Williams ups her game for Kvitova
Tennis:A pre-match pep talk from dad Richard and sister Venus inspired Serena Williams to send defending champion Petra Kvitova packing from Wimbledon at the quarter-final stage. The four-time champion turned on the style on her debut under the Centre Court roof, at times almost bullying Kvitova in a 6-3 7-5 win.
With a brutal serve as her platform — she sent down 13 aces and won 86 per cent of her first-serve points — she was able to hit 27 winners in what was easily her outstanding performance of the tournament so far.
She will await the winner of the match between Australian Open champion Victoria Azarenka and Austria's Tamira Paszek which was ongoing on Centre Court this evening. Azarenka can take top spot in the rankings this week, as can Pole Agnieszka Radwanska, who was up against Maria Kirilenko this evening, before play was suspended at one set all and four games apiece in the final set.
Their match will conclude on Centre Court this evening and the winner will face Angelique Kerber of Germany, who beat compatriot Sabine Lisicki in three sets on Centre Court. Kerber won 6-3, 6-7 (7-9), 7-5 to book a place in the semi-finals for the first time.
Prior to today Williams had shown brilliance in patches but also flirted with defeat. Losing did not appear to be an option against the Czech, though, and she credited some words of wisdom from her nearest and dearest, as well as coach Patrick Mouratoglou, as being the catalyst.
“I had a good talk with my dad, he motivated me, and my sister as well,” she said. “I had a talk with Patrick too. It was great. All three of those got me really motivated to do better and be the player that I know I can be. I just took to heart what everyone said. I really prayed about it, just to have calmness of mind and just go forward and do the best I can do, whether that’s winning or losing.”
Williams was not willing to share what was said in those conversations, adding: “They’re secrets I want to keep.”
The dethroned Kvitova makes Williams the clear favourite to take the title in Saturday’s final. The 22-year-old fourth seed had been relatively untroubled before today, but all that changed when she ran into one of the most formidable roadblocks in women’s tennis — an on-song Williams.
“I think so,” Kvitova said, when asked if Williams was now the tip to win the tournament. “I think I didn’t play badly, but she just served very well and that was the big difference. I can’t say it’s impossible to beat her because she’s human, but I think that’s why she is a great champion, because she knows what she needs to play the important points.
“I think it’s really tough to beat her.”
The last of Williams’ 13 grand slam singles titles came at Wimbledon two years ago. But, despite her exceptional conversion rate of reaching finals from the last four — she has only lost one of seven semis in London — she is not contemplating adding to that statistic just yet.
“I don’t think about it,” the American said. “I just think about doing the best I can. I still have hopefully two more matches to play and win. That’s my goal.”
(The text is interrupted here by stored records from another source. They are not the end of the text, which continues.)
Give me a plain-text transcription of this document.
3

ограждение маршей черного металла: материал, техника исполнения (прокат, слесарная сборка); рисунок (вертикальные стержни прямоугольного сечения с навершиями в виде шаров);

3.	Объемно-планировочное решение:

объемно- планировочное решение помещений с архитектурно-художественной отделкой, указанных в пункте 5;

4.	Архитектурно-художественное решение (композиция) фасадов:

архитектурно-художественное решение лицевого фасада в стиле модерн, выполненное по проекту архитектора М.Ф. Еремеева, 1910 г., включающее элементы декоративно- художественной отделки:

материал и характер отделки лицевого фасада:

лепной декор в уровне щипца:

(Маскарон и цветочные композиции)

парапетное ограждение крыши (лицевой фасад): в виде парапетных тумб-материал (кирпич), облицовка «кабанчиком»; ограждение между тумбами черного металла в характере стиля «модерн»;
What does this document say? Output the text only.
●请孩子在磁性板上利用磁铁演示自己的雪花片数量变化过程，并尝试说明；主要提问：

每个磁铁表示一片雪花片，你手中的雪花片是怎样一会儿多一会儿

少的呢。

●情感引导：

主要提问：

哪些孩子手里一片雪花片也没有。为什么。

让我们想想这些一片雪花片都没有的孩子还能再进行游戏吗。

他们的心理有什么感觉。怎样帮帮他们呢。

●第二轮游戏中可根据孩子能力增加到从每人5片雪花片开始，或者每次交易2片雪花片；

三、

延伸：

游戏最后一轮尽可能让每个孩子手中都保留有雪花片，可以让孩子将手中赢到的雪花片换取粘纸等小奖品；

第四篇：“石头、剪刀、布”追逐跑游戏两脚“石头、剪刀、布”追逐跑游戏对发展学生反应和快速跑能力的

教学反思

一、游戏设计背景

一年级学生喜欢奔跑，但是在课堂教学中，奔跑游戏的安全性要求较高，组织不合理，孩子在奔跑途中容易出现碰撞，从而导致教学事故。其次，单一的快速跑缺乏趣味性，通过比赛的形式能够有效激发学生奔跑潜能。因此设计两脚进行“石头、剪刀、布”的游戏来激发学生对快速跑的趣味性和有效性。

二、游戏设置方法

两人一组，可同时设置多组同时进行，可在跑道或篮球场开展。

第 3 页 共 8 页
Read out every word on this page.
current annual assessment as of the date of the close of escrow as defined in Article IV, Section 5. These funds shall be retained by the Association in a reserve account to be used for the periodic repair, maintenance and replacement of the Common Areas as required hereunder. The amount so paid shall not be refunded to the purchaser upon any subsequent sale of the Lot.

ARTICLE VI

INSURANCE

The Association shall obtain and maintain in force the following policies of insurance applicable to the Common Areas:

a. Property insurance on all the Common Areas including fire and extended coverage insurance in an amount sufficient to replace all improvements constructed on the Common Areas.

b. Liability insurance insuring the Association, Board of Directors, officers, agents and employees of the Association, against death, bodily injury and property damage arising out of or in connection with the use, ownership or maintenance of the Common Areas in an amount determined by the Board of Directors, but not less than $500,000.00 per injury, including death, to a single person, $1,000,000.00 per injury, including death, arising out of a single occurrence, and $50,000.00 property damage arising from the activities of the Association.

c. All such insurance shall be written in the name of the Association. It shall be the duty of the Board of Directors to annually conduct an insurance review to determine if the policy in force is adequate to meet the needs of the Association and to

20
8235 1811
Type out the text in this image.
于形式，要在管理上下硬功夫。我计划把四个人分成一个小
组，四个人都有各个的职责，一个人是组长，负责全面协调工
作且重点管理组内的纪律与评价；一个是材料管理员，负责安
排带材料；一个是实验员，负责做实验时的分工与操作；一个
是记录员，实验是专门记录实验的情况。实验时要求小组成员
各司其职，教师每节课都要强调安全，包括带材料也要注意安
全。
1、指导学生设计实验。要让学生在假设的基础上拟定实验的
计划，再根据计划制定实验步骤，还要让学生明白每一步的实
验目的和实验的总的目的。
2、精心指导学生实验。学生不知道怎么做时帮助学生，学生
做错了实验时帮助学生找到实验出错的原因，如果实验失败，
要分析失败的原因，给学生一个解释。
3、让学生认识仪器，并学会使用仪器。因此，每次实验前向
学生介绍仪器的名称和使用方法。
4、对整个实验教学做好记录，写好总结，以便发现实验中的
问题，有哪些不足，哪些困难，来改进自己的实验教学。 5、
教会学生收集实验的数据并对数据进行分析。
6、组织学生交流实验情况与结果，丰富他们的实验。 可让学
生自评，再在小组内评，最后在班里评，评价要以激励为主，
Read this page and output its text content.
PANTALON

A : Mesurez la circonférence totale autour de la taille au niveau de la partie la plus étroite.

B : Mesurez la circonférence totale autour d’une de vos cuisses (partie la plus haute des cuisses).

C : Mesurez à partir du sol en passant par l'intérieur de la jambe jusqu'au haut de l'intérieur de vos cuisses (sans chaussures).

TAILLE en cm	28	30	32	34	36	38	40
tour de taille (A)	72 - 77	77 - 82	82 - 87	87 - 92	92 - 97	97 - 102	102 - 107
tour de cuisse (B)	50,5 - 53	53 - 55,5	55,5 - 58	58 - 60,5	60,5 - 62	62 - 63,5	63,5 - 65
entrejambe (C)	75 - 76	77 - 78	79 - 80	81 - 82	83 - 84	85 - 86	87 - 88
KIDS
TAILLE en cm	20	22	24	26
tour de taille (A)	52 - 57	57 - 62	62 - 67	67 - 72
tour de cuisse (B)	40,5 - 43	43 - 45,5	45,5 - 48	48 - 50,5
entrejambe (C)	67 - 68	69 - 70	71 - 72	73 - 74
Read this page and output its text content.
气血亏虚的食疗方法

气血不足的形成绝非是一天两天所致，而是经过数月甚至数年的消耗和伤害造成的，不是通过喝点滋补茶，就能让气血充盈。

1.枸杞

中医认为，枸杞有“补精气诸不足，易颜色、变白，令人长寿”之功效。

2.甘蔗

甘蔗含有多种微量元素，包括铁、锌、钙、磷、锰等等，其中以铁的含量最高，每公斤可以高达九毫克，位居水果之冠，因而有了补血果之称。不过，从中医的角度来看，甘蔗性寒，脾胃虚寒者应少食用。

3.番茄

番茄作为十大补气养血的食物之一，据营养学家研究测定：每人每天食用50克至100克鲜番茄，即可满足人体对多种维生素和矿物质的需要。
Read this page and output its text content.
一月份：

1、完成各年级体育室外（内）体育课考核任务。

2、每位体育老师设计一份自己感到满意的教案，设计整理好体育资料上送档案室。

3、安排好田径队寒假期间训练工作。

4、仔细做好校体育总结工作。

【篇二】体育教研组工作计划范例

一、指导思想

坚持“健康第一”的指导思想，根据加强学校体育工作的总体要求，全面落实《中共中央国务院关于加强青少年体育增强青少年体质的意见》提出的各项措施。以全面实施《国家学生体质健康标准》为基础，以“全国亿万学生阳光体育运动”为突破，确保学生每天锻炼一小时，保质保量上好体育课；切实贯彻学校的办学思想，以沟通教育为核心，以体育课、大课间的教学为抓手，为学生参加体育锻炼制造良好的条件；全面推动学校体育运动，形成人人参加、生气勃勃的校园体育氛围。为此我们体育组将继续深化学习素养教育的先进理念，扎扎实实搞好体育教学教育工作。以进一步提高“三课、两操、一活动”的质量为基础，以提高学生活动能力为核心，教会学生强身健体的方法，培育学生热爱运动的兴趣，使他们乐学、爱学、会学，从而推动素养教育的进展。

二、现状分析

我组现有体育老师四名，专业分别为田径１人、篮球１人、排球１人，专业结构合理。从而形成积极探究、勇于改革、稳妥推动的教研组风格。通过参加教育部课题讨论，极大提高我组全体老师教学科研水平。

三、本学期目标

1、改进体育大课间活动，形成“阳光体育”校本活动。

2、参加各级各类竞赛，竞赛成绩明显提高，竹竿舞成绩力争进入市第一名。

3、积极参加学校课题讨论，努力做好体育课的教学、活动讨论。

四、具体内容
The 30-year-old also had sympathy for the departing champion. After winning her first grand slam at the 1999 US Open, Williams was unable to defend it the year after, also losing at the quarter-final stage.
“It’s not easy to defend a title,” she said. “I didn’t win when I defended my first major. But she did great. She held herself in ultimate class and played her heart out. I don’t think I’ve ever seen her play so well.”